As the festive season reaches its peak today, Friday, December 19, 2025, a striking economic shift is unfolding at the eastern edge of the country. In the border town of Busia, the usual holiday hustle has taken a lopsided turn. While the streets should be teetering with shoppers, local Ugandan traders are watching helplessly as their customers cross the border into Kenya in search of more affordable Christmas goods.
The driving force behind this mass exodus? A combination of high domestic taxes and a competitive pricing gap that has made “shopping across the line” the preferred strategy for thousands of Ugandan families.
The Price of Celebration
For many residents in Busia and surrounding districts like Namayingo, Bugiri, and Tororo, the decision to shop in Kenya is a matter of simple mathematics. A direct comparison of prices reveals why the Ugandan side of the border is currently struggling:
Holiday Price Comparison (December 2025)
| Item | Uganda Price (UGX) | Kenya Price (UGX Equivalent) |
| Adult Shoes | 30,000 – 50,000 | 15,000 – 35,000 |
| Children’s Shoes | 15,000 – 32,000 | 7,000 – 25,000 |
| Family Outfit | ~120,000 | ~60,000 – 80,000 |
These disparities mean that a shopper like Stephen Ojuku, a resident who recently spent UGX 100,000 in Kenya, was able to clothe his entire family of five—a feat that would have been nearly impossible at local Ugandan rates.
Why Ugandan Goods Cost More
Local traders, represented by the Busia Custom Traders Association, point squarely at the tax regime as the culprit. Throughout 2025, Ugandan businesses have grappled with:
- EFRIS Penalties: The aggressive enforcement of the Electronic Fiscal Receipting and Invoicing Solution (EFRIS) has led to many small boutiques facing fines or high compliance costs, which are ultimately passed on to the consumer.
- Textile Taxes by Weight: A particularly controversial policy involves taxing imported textiles and garments by kilogram rather than value.

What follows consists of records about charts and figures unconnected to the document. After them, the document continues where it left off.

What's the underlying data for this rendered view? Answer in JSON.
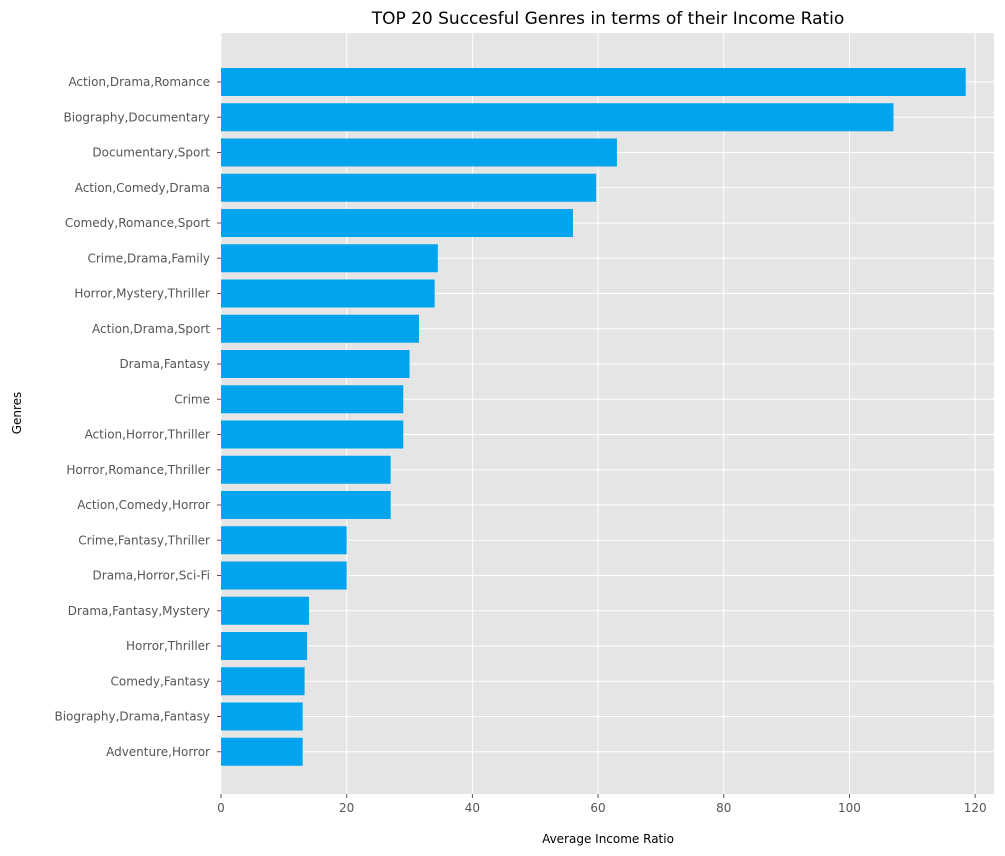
{
  "chart_data": {
    "type": "bar",
    "orientation": "horizontal",
    "title": "TOP 20 Succesful Genres in terms of their Income Ratio",
    "xlabel": "Average Income Ratio",
    "ylabel": "Genres",
    "xlim": [
      0,
      123
    ],
    "xticks": [
      0,
      20,
      40,
      60,
      80,
      100,
      120
    ],
    "grid": true,
    "colors": {
      "bar": "#03a4ee",
      "plot_bg": "#e5e5e5",
      "grid": "#ffffff"
    },
    "categories": [
      "Action,Drama,Romance",
      "Biography,Documentary",
      "Documentary,Sport",
      "Action,Comedy,Drama",
      "Comedy,Romance,Sport",
      "Crime,Drama,Family",
      "Horror,Mystery,Thriller",
      "Action,Drama,Sport",
      "Drama,Fantasy",
      "Crime",
      "Action,Horror,Thriller",
      "Horror,Romance,Thriller",
      "Action,Comedy,Horror",
      "Crime,Fantasy,Thriller",
      "Drama,Horror,Sci-Fi",
      "Drama,Fantasy,Mystery",
      "Horror,Thriller",
      "Comedy,Fantasy",
      "Biography,Drama,Fantasy",
      "Adventure,Horror"
    ],
    "values": [
      118.5,
      107,
      63,
      59.7,
      56,
      34.5,
      34,
      31.5,
      30,
      29,
      29,
      27,
      27,
      20,
      20,
      14,
      13.7,
      13.3,
      13,
      13
    ]
  }
}
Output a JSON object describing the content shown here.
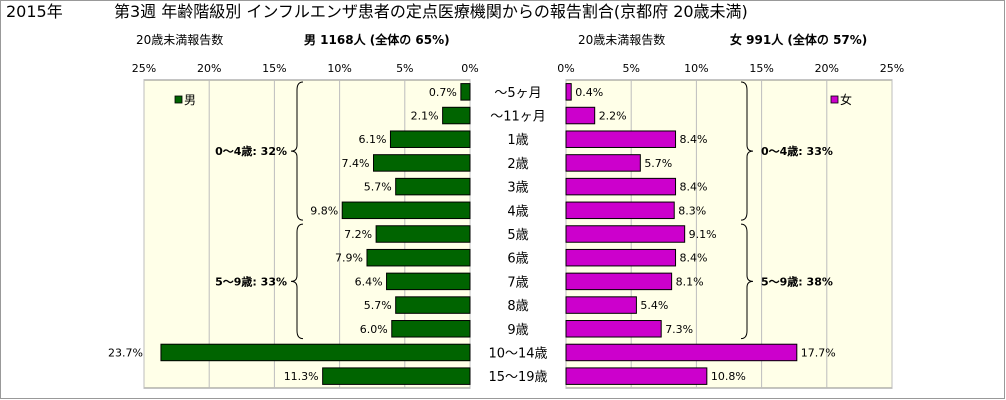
{
  "header": {
    "year": "2015年",
    "title": "第3週 年齢階級別 インフルエンザ患者の定点医療機関からの報告割合(京都府 20歳未満)",
    "left_sub_label": "20歳未満報告数",
    "left_sub_value": "男 1168人 (全体の  65%)",
    "right_sub_label": "20歳未満報告数",
    "right_sub_value": "女 991人 (全体の  57%)"
  },
  "chart_data": {
    "type": "bar",
    "orientation": "horizontal-butterfly",
    "categories": [
      "〜5ヶ月",
      "〜11ヶ月",
      "1歳",
      "2歳",
      "3歳",
      "4歳",
      "5歳",
      "6歳",
      "7歳",
      "8歳",
      "9歳",
      "10〜14歳",
      "15〜19歳"
    ],
    "series": [
      {
        "name": "男",
        "color": "#006400",
        "values": [
          0.7,
          2.1,
          6.1,
          7.4,
          5.7,
          9.8,
          7.2,
          7.9,
          6.4,
          5.7,
          6.0,
          23.7,
          11.3
        ],
        "labels": [
          "0.7%",
          "2.1%",
          "6.1%",
          "7.4%",
          "5.7%",
          "9.8%",
          "7.2%",
          "7.9%",
          "6.4%",
          "5.7%",
          "6.0%",
          "23.7%",
          "11.3%"
        ]
      },
      {
        "name": "女",
        "color": "#cc00cc",
        "values": [
          0.4,
          2.2,
          8.4,
          5.7,
          8.4,
          8.3,
          9.1,
          8.4,
          8.1,
          5.4,
          7.3,
          17.7,
          10.8
        ],
        "labels": [
          "0.4%",
          "2.2%",
          "8.4%",
          "5.7%",
          "8.4%",
          "8.3%",
          "9.1%",
          "8.4%",
          "8.1%",
          "5.4%",
          "7.3%",
          "17.7%",
          "10.8%"
        ]
      }
    ],
    "xlim": [
      0,
      25
    ],
    "x_ticks": [
      0,
      5,
      10,
      15,
      20,
      25
    ],
    "left_tick_labels": [
      "25%",
      "20%",
      "15%",
      "10%",
      "5%",
      "0%"
    ],
    "right_tick_labels": [
      "0%",
      "5%",
      "10%",
      "15%",
      "20%",
      "25%"
    ],
    "groups": {
      "male": [
        {
          "label": "0〜4歳: 32%",
          "from": 0,
          "to": 5
        },
        {
          "label": "5〜9歳: 33%",
          "from": 6,
          "to": 10
        }
      ],
      "female": [
        {
          "label": "0〜4歳: 33%",
          "from": 0,
          "to": 5
        },
        {
          "label": "5〜9歳: 38%",
          "from": 6,
          "to": 10
        }
      ]
    },
    "grid": true,
    "plot_background": "#ffffe8"
  }
}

Traders argue this makes heavy holiday items, like coats and denim, prohibitively expensive to stock.
- Import Levies: Recent adjustments in the Excise Duty and VAT (Amendment) Acts of July 2025 have further squeezed the margins of retailers who rely on imported finished goods.
Suleiman Benzula, the chairperson of the local traders association, reports a devastating drop in revenue. “Previously, we could sell up to UGX 840,000 in a week. Now, we are lucky to make UGX 160, 000,” he noted, adding that some Ugandan traders are now considering relocating their operations to Kenya to survive.
The “Pooling” Strategy
The economic pressure has birthed a new form of community cooperation. Residents like Juliet Adikinyi explain that families are now “pooling” their savings. Instead of everyone paying for transport, one person is designated to cross the border with a bulk list and the combined cash of several households, further reducing the cost of acquisition.
Even those from as far as Iganga find the UGX 10,000 transport fare a worthy investment when compared to the hundreds of thousands of shillings saved on a full Christmas list.
A Regional Shift in Trade
Interestingly, the roles have swapped. In previous years, Kenyans often crossed into Uganda to buy food and textiles. However, in 2025, the weakening of the Kenya Shilling combined with Uganda’s high domestic trade barriers has flipped the script. While Uganda remains a powerhouse for organic food and fuel (which remains cheaper in Uganda), Kenya has become the “retail therapy” capital for the festive season.
As the Ministry of Trade and Uganda Revenue Authority (URA) look toward 2026, the “Busia exodus” serves as a loud call for tax reform. Without a review of the levies on consumer goods, the “Pearl of Africa” risks losing more of its holiday revenue to its neighbors.